You love me, you really love me...
Hi guys! It's so nice to get back online today and see people looking for me, and sending e-mails wanting to know how I'm doing! It really brightened my morning!
I've had a little trouble with hormones - weepy, crying over silly things the past few days. I know it's all normal, and I'm not too concerned, but I've just been kind-of keeping to myself.
I have very strange thoughts going through my mind at times, and either I'm crazy, or you guys who are post-op can relate. I find myself sometimes feeling sad watching a commercial with really good-looking food in it... NOT because I'll never have it again - because I know eventually I can have pretty much a little of anything... but because I can't DIVE in and gorge myself on it. :wow: WHAT???!?!?? Why would that upset me? I have weird dreams about eating HUGE bites of pizza, burgers, stuffing my mouth with fries... URGH. What have I done to myself all these years?
Anyway, in the 'real world' I'm doing good! Keep up on my fluids, protein... transitioning a little to pureed/soft stuff. Cottage Cheese was like a gormet meal! I was SO glad to take a bite of that!!!
Hi Katie!!
I so know what you mean about the hormones.
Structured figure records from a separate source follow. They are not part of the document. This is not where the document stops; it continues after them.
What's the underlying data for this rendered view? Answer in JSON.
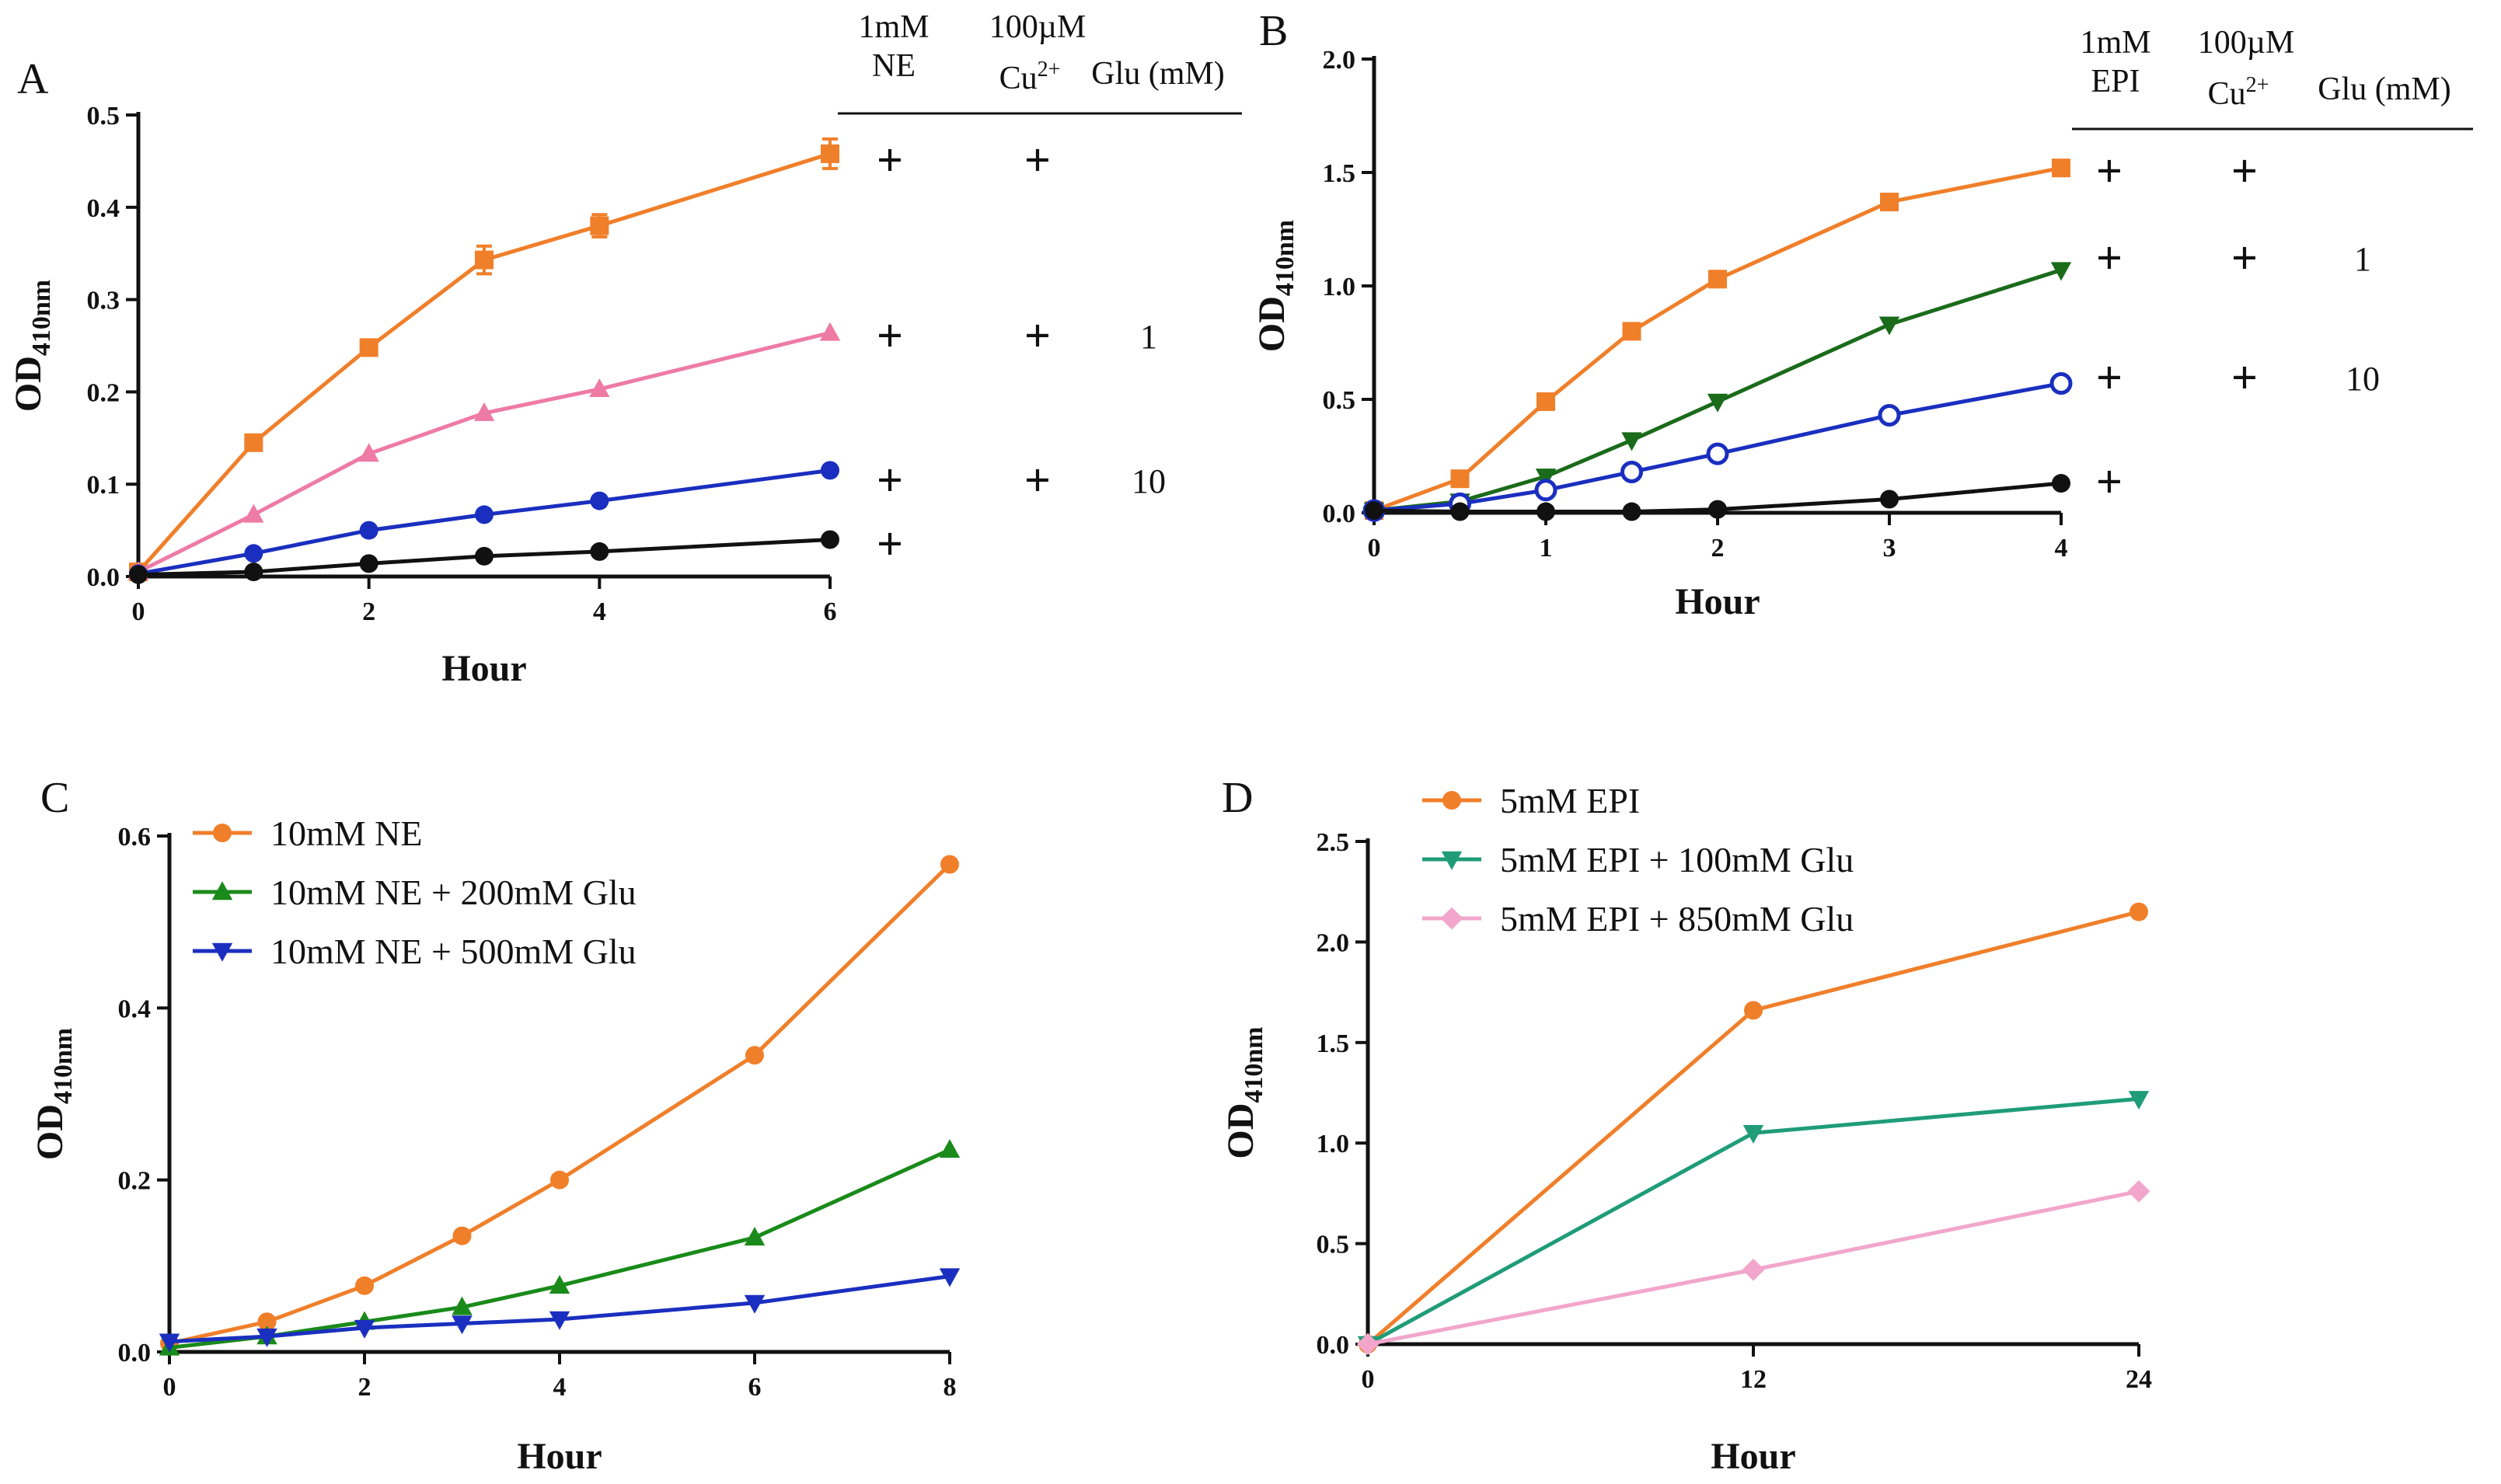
{
  "figure": {
    "panels": [
      "A",
      "B",
      "C",
      "D"
    ],
    "tables": {
      "A": {
        "headers": {
          "comp1": [
            "1mM",
            "NE"
          ],
          "comp2_top": "100µM",
          "comp2_bottom": "Cu",
          "comp2_sup": "2+",
          "glu": "Glu (mM)"
        },
        "rows": [
          {
            "comp1": "+",
            "comp2": "+",
            "glu": ""
          },
          {
            "comp1": "+",
            "comp2": "+",
            "glu": "1"
          },
          {
            "comp1": "+",
            "comp2": "+",
            "glu": "10"
          },
          {
            "comp1": "+",
            "comp2": "",
            "glu": ""
          }
        ]
      },
      "B": {
        "headers": {
          "comp1": [
            "1mM",
            "EPI"
          ],
          "comp2_top": "100µM",
          "comp2_bottom": "Cu",
          "comp2_sup": "2+",
          "glu": "Glu (mM)"
        },
        "rows": [
          {
            "comp1": "+",
            "comp2": "+",
            "glu": ""
          },
          {
            "comp1": "+",
            "comp2": "+",
            "glu": "1"
          },
          {
            "comp1": "+",
            "comp2": "+",
            "glu": "10"
          },
          {
            "comp1": "+",
            "comp2": "",
            "glu": ""
          }
        ]
      }
    }
  },
  "chart_data": [
    {
      "panel": "A",
      "type": "line",
      "xlabel": "Hour",
      "ylabel": "OD",
      "ylabel_sub": "410nm",
      "xlim": [
        0,
        6
      ],
      "ylim": [
        0,
        0.5
      ],
      "xticks": [
        0,
        2,
        4,
        6
      ],
      "xtick_labels": [
        "0",
        "2",
        "4",
        "6"
      ],
      "yticks": [
        0,
        0.1,
        0.2,
        0.3,
        0.4,
        0.5
      ],
      "ytick_labels": [
        "0.0",
        "0.1",
        "0.2",
        "0.3",
        "0.4",
        "0.5"
      ],
      "series": [
        {
          "name": "1mM NE + 100µM Cu2+",
          "color": "#f07f2a",
          "marker": "square",
          "x": [
            0,
            1,
            2,
            3,
            4,
            6
          ],
          "values": [
            0.005,
            0.145,
            0.248,
            0.343,
            0.38,
            0.458
          ],
          "errors": [
            0,
            0,
            0,
            0.015,
            0.012,
            0.016
          ]
        },
        {
          "name": "1mM NE + 100µM Cu2+ + 1mM Glu",
          "color": "#ee7ba4",
          "marker": "triangle-up",
          "x": [
            0,
            1,
            2,
            3,
            4,
            6
          ],
          "values": [
            0.005,
            0.067,
            0.133,
            0.177,
            0.203,
            0.264
          ]
        },
        {
          "name": "1mM NE + 100µM Cu2+ + 10mM Glu",
          "color": "#1a2fbf",
          "marker": "circle",
          "x": [
            0,
            1,
            2,
            3,
            4,
            6
          ],
          "values": [
            0.003,
            0.025,
            0.05,
            0.067,
            0.082,
            0.115
          ]
        },
        {
          "name": "1mM NE",
          "color": "#111111",
          "marker": "circle",
          "x": [
            0,
            1,
            2,
            3,
            4,
            6
          ],
          "values": [
            0.002,
            0.005,
            0.014,
            0.022,
            0.027,
            0.04
          ]
        }
      ]
    },
    {
      "panel": "B",
      "type": "line",
      "xlabel": "Hour",
      "ylabel": "OD",
      "ylabel_sub": "410nm",
      "xlim": [
        0,
        4
      ],
      "ylim": [
        0,
        2.0
      ],
      "xticks": [
        0,
        1,
        2,
        3,
        4
      ],
      "xtick_labels": [
        "0",
        "1",
        "2",
        "3",
        "4"
      ],
      "yticks": [
        0,
        0.5,
        1.0,
        1.5,
        2.0
      ],
      "ytick_labels": [
        "0.0",
        "0.5",
        "1.0",
        "1.5",
        "2.0"
      ],
      "series": [
        {
          "name": "1mM EPI + 100µM Cu2+",
          "color": "#f07f2a",
          "marker": "square",
          "x": [
            0,
            0.5,
            1,
            1.5,
            2,
            3,
            4
          ],
          "values": [
            0.01,
            0.15,
            0.49,
            0.8,
            1.03,
            1.37,
            1.52
          ]
        },
        {
          "name": "1mM EPI + 100µM Cu2+ + 1mM Glu",
          "color": "#1a6b1a",
          "marker": "triangle-down",
          "x": [
            0,
            0.5,
            1,
            1.5,
            2,
            3,
            4
          ],
          "values": [
            0.01,
            0.05,
            0.16,
            0.32,
            0.49,
            0.83,
            1.07
          ]
        },
        {
          "name": "1mM EPI + 100µM Cu2+ + 10mM Glu",
          "color": "#1a2fbf",
          "marker": "open-circle",
          "x": [
            0,
            0.5,
            1,
            1.5,
            2,
            3,
            4
          ],
          "values": [
            0.01,
            0.04,
            0.1,
            0.18,
            0.26,
            0.43,
            0.57
          ]
        },
        {
          "name": "1mM EPI",
          "color": "#111111",
          "marker": "circle",
          "x": [
            0,
            0.5,
            1,
            1.5,
            2,
            3,
            4
          ],
          "values": [
            0.01,
            0.005,
            0.005,
            0.005,
            0.015,
            0.06,
            0.13
          ]
        }
      ]
    },
    {
      "panel": "C",
      "type": "line",
      "xlabel": "Hour",
      "ylabel": "OD",
      "ylabel_sub": "410nm",
      "xlim": [
        0,
        8
      ],
      "ylim": [
        0,
        0.6
      ],
      "xticks": [
        0,
        2,
        4,
        6,
        8
      ],
      "xtick_labels": [
        "0",
        "2",
        "4",
        "6",
        "8"
      ],
      "yticks": [
        0,
        0.2,
        0.4,
        0.6
      ],
      "ytick_labels": [
        "0.0",
        "0.2",
        "0.4",
        "0.6"
      ],
      "legend": "top-left",
      "series": [
        {
          "name": "10mM NE",
          "color": "#f07f2a",
          "marker": "circle",
          "x": [
            0,
            1,
            2,
            3,
            4,
            6,
            8
          ],
          "values": [
            0.01,
            0.035,
            0.077,
            0.135,
            0.2,
            0.345,
            0.567
          ]
        },
        {
          "name": "10mM NE + 200mM Glu",
          "color": "#1a8a1a",
          "marker": "triangle-up",
          "x": [
            0,
            1,
            2,
            3,
            4,
            6,
            8
          ],
          "values": [
            0.005,
            0.018,
            0.035,
            0.052,
            0.077,
            0.133,
            0.235
          ]
        },
        {
          "name": "10mM NE + 500mM Glu",
          "color": "#1a2fbf",
          "marker": "triangle-down",
          "x": [
            0,
            1,
            2,
            3,
            4,
            6,
            8
          ],
          "values": [
            0.012,
            0.018,
            0.028,
            0.033,
            0.038,
            0.057,
            0.088
          ]
        }
      ]
    },
    {
      "panel": "D",
      "type": "line",
      "xlabel": "Hour",
      "ylabel": "OD",
      "ylabel_sub": "410nm",
      "xlim": [
        0,
        24
      ],
      "ylim": [
        0,
        2.5
      ],
      "xticks": [
        0,
        12,
        24
      ],
      "xtick_labels": [
        "0",
        "12",
        "24"
      ],
      "yticks": [
        0,
        0.5,
        1.0,
        1.5,
        2.0,
        2.5
      ],
      "ytick_labels": [
        "0.0",
        "0.5",
        "1.0",
        "1.5",
        "2.0",
        "2.5"
      ],
      "legend": "top-left",
      "series": [
        {
          "name": "5mM EPI",
          "color": "#f07f2a",
          "marker": "circle",
          "x": [
            0,
            12,
            24
          ],
          "values": [
            0.0,
            1.66,
            2.15
          ]
        },
        {
          "name": "5mM EPI + 100mM Glu",
          "color": "#1f9c78",
          "marker": "triangle-down",
          "x": [
            0,
            12,
            24
          ],
          "values": [
            0.0,
            1.05,
            1.22
          ]
        },
        {
          "name": "5mM EPI + 850mM Glu",
          "color": "#f2a6cc",
          "marker": "diamond",
          "x": [
            0,
            12,
            24
          ],
          "values": [
            0.0,
            0.37,
            0.76
          ]
        }
      ]
    }
  ]
}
It was weeks before I could even turn on TLC lol. I sat there and watched the food network - Emeril is too funny but it was like total punishment or something. It gets better though! I'm so glad to hear you're doing well! Keep up the awesome work and maybe sometime I'll see you at a post-op meeting!
Huggzzz,
Cathy
Hi Katie:
Have been keping a watch hoping you would post. I have been meaning to call but it has been so hectic and sounds like with your hormones raging it was better I didn't until you work trough that phase. Hope you are doing great, it sounds like you are...Let me know how your check up went via e-mail opkay.
Take care
Tender hugs
Ramona
hi katie!
my first two weeks out i would dream that i was going to eat somewhere and i would forget i had surgery so i'd start eating a whole loaf of uncut bread, just start ripping off pieces with my mouth.... then i'd dream i was out with friends and couldn't find anything i could eat and would freak out. so i can relate to that. and what cathy said abou****ching food network... i was watching last night and had to change the channel. i think our bodies are changing so fast that it will take our heads awhile to catch up! we'll get there. take care and hope your hormones behave themselves soon!